Chef-owner Giovanni Scorzo opened Andreoli in 2003 after years cooking in Italy and New York, and the place has never pretended to be anything other than exactly what he intended: a proper Italian alimentari, the kind of neighborhood grocer-slash-trattoria that Italians take completely for granted and the rest of the world spends a lifetime trying to replicate. Giovanni is almost always there, moving between the kitchen and the front counter with the quiet authority of someone who has made fresh pasta every single day for decades and sees no reason to stop.
The menu is handwritten on a chalkboard and changes with the seasons, which means every visit has a slightly different rhythm. You might find pillowy gnocchi dressed in a sage-brown butter one afternoon and a ragù that tastes like it has been going since Tuesday the next. The antipasti selection alone — house-marinated olives, paper-thin prosciutto, burrata so fresh it barely holds its shape — could serve as a full meal if you let it.

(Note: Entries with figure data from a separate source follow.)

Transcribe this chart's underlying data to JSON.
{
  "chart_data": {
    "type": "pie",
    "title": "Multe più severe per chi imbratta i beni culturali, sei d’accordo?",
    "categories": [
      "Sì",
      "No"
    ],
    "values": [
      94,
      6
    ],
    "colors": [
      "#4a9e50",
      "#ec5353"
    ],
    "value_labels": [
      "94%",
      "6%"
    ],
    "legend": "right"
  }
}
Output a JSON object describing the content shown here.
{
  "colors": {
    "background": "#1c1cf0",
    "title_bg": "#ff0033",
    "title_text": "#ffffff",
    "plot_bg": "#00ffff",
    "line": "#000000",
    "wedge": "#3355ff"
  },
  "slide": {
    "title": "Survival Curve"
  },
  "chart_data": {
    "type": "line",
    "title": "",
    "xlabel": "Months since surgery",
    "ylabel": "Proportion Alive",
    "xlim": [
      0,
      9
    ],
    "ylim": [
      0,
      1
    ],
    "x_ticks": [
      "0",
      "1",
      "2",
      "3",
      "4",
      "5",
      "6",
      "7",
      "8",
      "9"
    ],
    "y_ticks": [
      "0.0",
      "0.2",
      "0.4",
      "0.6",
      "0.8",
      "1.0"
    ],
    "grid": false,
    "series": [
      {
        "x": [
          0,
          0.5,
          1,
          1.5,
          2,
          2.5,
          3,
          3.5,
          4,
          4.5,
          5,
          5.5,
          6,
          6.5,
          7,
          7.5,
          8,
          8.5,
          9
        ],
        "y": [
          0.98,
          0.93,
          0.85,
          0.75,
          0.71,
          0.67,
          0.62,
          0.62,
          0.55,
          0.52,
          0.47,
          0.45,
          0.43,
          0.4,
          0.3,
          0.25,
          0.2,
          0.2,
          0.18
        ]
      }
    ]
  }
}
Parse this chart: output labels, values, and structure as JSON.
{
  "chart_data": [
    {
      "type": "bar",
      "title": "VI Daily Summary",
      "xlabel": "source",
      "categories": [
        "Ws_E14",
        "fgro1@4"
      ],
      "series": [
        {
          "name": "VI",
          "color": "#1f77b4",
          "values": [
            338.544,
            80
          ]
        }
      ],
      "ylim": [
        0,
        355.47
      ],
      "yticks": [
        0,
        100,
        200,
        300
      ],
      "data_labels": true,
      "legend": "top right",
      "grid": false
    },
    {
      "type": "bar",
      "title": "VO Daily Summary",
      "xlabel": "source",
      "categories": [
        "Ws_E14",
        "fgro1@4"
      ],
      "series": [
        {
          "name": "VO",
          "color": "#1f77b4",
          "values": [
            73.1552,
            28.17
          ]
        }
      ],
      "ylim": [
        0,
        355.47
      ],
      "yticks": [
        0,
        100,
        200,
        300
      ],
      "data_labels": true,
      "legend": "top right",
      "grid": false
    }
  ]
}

Don’t let it. Save room for pasta.
The lasagna, when it appears on the board, is a non-negotiable order. Layers of handmade pasta, béchamel, and a slow-cooked Bolognese that has no interest in rushing. The wood-fired pizzas are equally serious — thin, slightly blistered, and topped with ingredients sourced with the same care Giovanni applies to everything else he does. Pair any of it with a bottle from the thoughtfully curated Italian wine selection and the afternoon has a way of expanding pleasantly.
Beyond the food, Andreoli doubles as a proper Italian market. Shelves along the walls hold imported pastas, tinned fish, aged vinegars, and a rotating selection of regional Italian pantry staples. The deli case is stocked with house-made sausages, imported cheeses, and cured meats sold by the slice. It is entirely possible — and genuinely enjoyable — to spend twenty minutes just browsing before you sit down to eat.
The neighborhood is north Scottsdale, close to the 101 corridor and easy to reach from most parts of the city or the Scottsdale resort district. Lunch is the sweet spot: the light through the front windows is warm, the patio is lively without being loud, and the kitchen is firing on all cylinders. Reservations are accepted and strongly recommended on weekends, because word has clearly gotten around.
What makes Andreoli worth going out of your way for is not any single dish, though the dishes are excellent. It is the coherence of the whole experience — a place built around genuine conviction, run by someone who cares deeply about the food and the tradition behind it, located in a city where that kind of authenticity can sometimes be hard to find. Come hungry, come curious, and plan to linger. Giovanni wouldn’t have it any other way.